Discreet contraception for world’s poorest countries
11 January 2019
Innovative microneedle technology is being developed as an effective, pain-free and discreet method of delivering contraception across the world’s poorest countries, thanks to a new research consortium led by Cardiff University and supported by the Bill & Melinda Gates Foundation.
The project will focus on pre-clinical work to develop microneedle patches that have the potential to be painlessly and inconspicuously administered by the user themselves within a few seconds and can last for up to six months. This new method of contraception would meet the needs of some of the world’s poorest and most vulnerable women.
Cardiff University’s School of Pharmacy and Pharmaceutical Sciences and School of Engineering have secured funding for the ambitious project that brings together additional expertise of partners from academia (Edinburgh University), industry (InnoCore Pharmaceuticals, Maddison Product Design, Isca Healthcare, REMEDI), NGOs (Population Council, PATH), partnerships (Hub Cymru Africa), charitable bodies (Knowledge For Change, Life for African Mothers) and NHS Trusts.
According to the World Health Organization, ‘214 million women of reproductive age in developing countries who want to avoid pregnancy are not using a modern contraceptive method’. Better access to contraceptives and voluntary family planning would result in fewer unintended pregnancies, fewer women and girls dying during pregnancy and childbirth, and fewer infant deaths.
Additionally, empowering women and girls to make their own choices about if, and when, they have children would vastly improve their educational and economic opportunities, as well as leading to healthier families and communities.
However, there are many socio-economic and cultural barriers preventing women from obtaining contraception even when they want to plan or prevent pregnancy. There may be a lack of awareness of the risk of becoming pregnant, and some may be deterred by the cost, inconvenience or concerns about side effects. And many simply can’t physically access effective methods of contraception.
The Bill & Melinda Gates Foundation is funding research in a bid to address these issues and to develop practical and effective methods of contraception that are centred around the needs of the user.
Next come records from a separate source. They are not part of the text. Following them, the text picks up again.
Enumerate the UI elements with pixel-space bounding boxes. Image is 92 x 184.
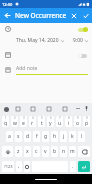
button[interactable]: Clipboard: [25, 103, 41, 114]
button[interactable]: Backspace: [78, 146, 90, 157]
staticText: f: [36, 133, 38, 140]
button[interactable]: Shift: [2, 146, 13, 157]
staticText: o: [76, 120, 80, 127]
staticText: 5: [41, 116, 43, 120]
staticText: u: [58, 120, 62, 127]
staticText: g: [44, 133, 48, 140]
button[interactable]: x: [24, 146, 31, 157]
button[interactable]: Comma: [16, 161, 22, 172]
button[interactable]: 6: [47, 116, 54, 127]
button[interactable]: Voice input: [82, 103, 90, 114]
staticText: 2: [14, 116, 16, 120]
button[interactable]: c: [33, 146, 40, 157]
button[interactable]: 9:00: [73, 37, 88, 44]
button[interactable]: 1: [2, 116, 9, 127]
button[interactable]: m: [69, 146, 76, 157]
staticText: v: [44, 148, 47, 155]
button[interactable]: GIF: [41, 103, 57, 114]
button[interactable]: All day on: [77, 26, 88, 33]
button[interactable]: a: [6, 131, 13, 142]
staticText: Add note: [16, 65, 38, 72]
staticText: e: [22, 120, 25, 127]
staticText: k: [71, 133, 74, 140]
staticText: w: [13, 120, 17, 127]
button[interactable]: b: [51, 146, 58, 157]
staticText: 9: [77, 116, 79, 120]
button[interactable]: Discard: [67, 9, 80, 22]
button[interactable]: k: [69, 131, 76, 142]
button[interactable]: Search: [10, 103, 25, 114]
button[interactable]: z: [15, 146, 22, 157]
button[interactable]: All day on: [0, 23, 92, 35]
button[interactable]: 2: [11, 116, 18, 127]
button[interactable]: Add note: [0, 64, 92, 76]
staticText: 7: [59, 116, 61, 120]
button[interactable]: Home: [35, 179, 57, 180]
staticText: x: [26, 148, 29, 155]
button[interactable]: n: [60, 146, 67, 157]
staticText: m: [70, 148, 75, 155]
button[interactable]: Period: [70, 161, 76, 172]
button[interactable]: Emoji: [24, 161, 30, 172]
button[interactable]: l: [78, 131, 85, 142]
staticText: q: [4, 120, 8, 127]
staticText: New Occurrence: [15, 11, 67, 20]
button[interactable]: d: [24, 131, 31, 142]
staticText: ,: [18, 163, 20, 170]
staticText: 6: [50, 116, 52, 120]
button[interactable]: j: [60, 131, 67, 142]
button[interactable]: 4: [29, 116, 36, 127]
button[interactable]: 8: [65, 116, 72, 127]
staticText: l: [81, 133, 83, 140]
button[interactable]: 7: [56, 116, 63, 127]
staticText: b: [53, 148, 57, 155]
button[interactable]: 5: [38, 116, 45, 127]
staticText: 8: [68, 116, 70, 120]
staticText: c: [35, 148, 38, 155]
button[interactable]: 9: [74, 116, 81, 127]
staticText: 4: [32, 116, 34, 120]
staticText: t: [41, 120, 43, 127]
button[interactable]: Thu, May 14, 2020: [16, 37, 64, 44]
button[interactable]: 3: [20, 116, 27, 127]
staticText: 9:00: [73, 37, 83, 44]
staticText: n: [62, 148, 66, 155]
button[interactable]: v: [42, 146, 49, 157]
button[interactable]: Repeat off: [77, 52, 88, 59]
staticText: 3: [23, 116, 25, 120]
button[interactable]: Save: [80, 9, 92, 22]
staticText: y: [49, 120, 52, 127]
staticText: 12:00: [2, 2, 13, 7]
staticText: a: [8, 133, 11, 140]
button[interactable]: Enter: [78, 161, 90, 172]
staticText: z: [17, 148, 20, 155]
button[interactable]: More: [73, 103, 82, 114]
staticText: Thu, May 14, 2020: [16, 37, 59, 44]
staticText: ?123: [4, 164, 13, 169]
button[interactable]: h: [51, 131, 58, 142]
staticText: r: [31, 120, 34, 127]
button[interactable]: Gboard: [2, 105, 10, 113]
staticText: .: [72, 163, 74, 170]
button[interactable]: g: [42, 131, 49, 142]
staticText: 0: [86, 116, 88, 120]
staticText: h: [53, 133, 57, 140]
button[interactable]: 0: [83, 116, 90, 127]
staticText: p: [85, 120, 89, 127]
button[interactable]: Stickers: [57, 103, 73, 114]
staticText: 1: [5, 116, 7, 120]
button[interactable]: s: [15, 131, 22, 142]
staticText: j: [63, 133, 65, 140]
button[interactable]: Symbols: [2, 161, 14, 172]
staticText: i: [68, 120, 70, 127]
button[interactable]: Back: [0, 8, 15, 23]
staticText: s: [17, 133, 20, 140]
staticText: d: [26, 133, 30, 140]
button[interactable]: f: [33, 131, 40, 142]
button[interactable]: Repeat off: [0, 49, 92, 61]
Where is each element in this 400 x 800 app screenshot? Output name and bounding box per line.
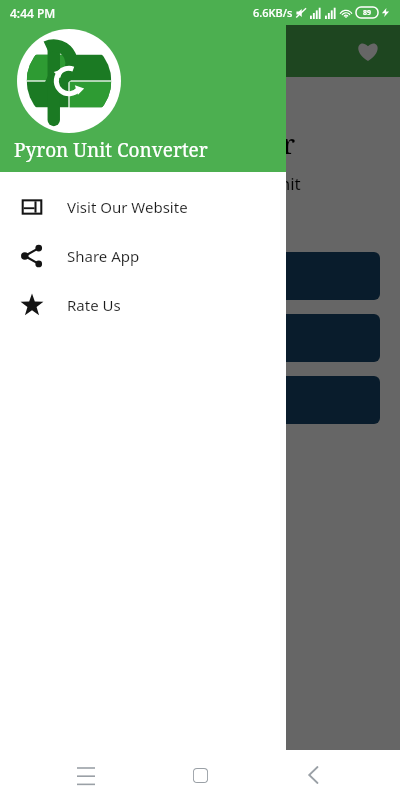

The grant will allow the consortium to assess the technical feasibility, usability and acceptability of the self-administrable contraceptive microneedle patch for use in the countries that need it most.
Leading the project with Dr Sion Coulman, Professor James Birchall, from Cardiff University’s School of Pharmacy and Pharmaceutical Sciences, said: “Voluntary family planning is something that many of us take for granted but in some of the poorest countries women and girls don’t have this choice.”
Utilising its biodegradable polymer platform, InnoCore Pharmaceuticals will develop microneedles exhibiting the required mechanical properties for effective and painless puncturing of the skin, followed by tightly controlled contraception delivery for up to six months. “We are very excited to contribute to the development of innovative and affordable contraceptives for women in developing countries by partnering with this great research consortium, supported by the Bill and Melinda Gates Foundation,” says InnoCore Pharmaceuticals.
Currently, two of the most popular methods of contraception in low and middle-income countries are injections – which are effective for three months – and implants, which last for three years. Both of these methods are invasive and in the case of the implant, requires a skilled professional for insertion and removal. This can contribute to women not accessing these forms of contraception.
If successful, the program will lead to an affordable long-acting contraceptive that combines easy and painless self-administration with full bioresorption, thereby avoiding the need for removal surgery.
By the end of this 18 month project, the usability, acceptability and feasibility of this new microneedle contraceptive patch will have been evaluated. Technical studies in laboratories will run in parallel with visits to low and middle-income countries in Africa so that the research team can fully understand the needs of the women who wish to make use of this new method of contraception.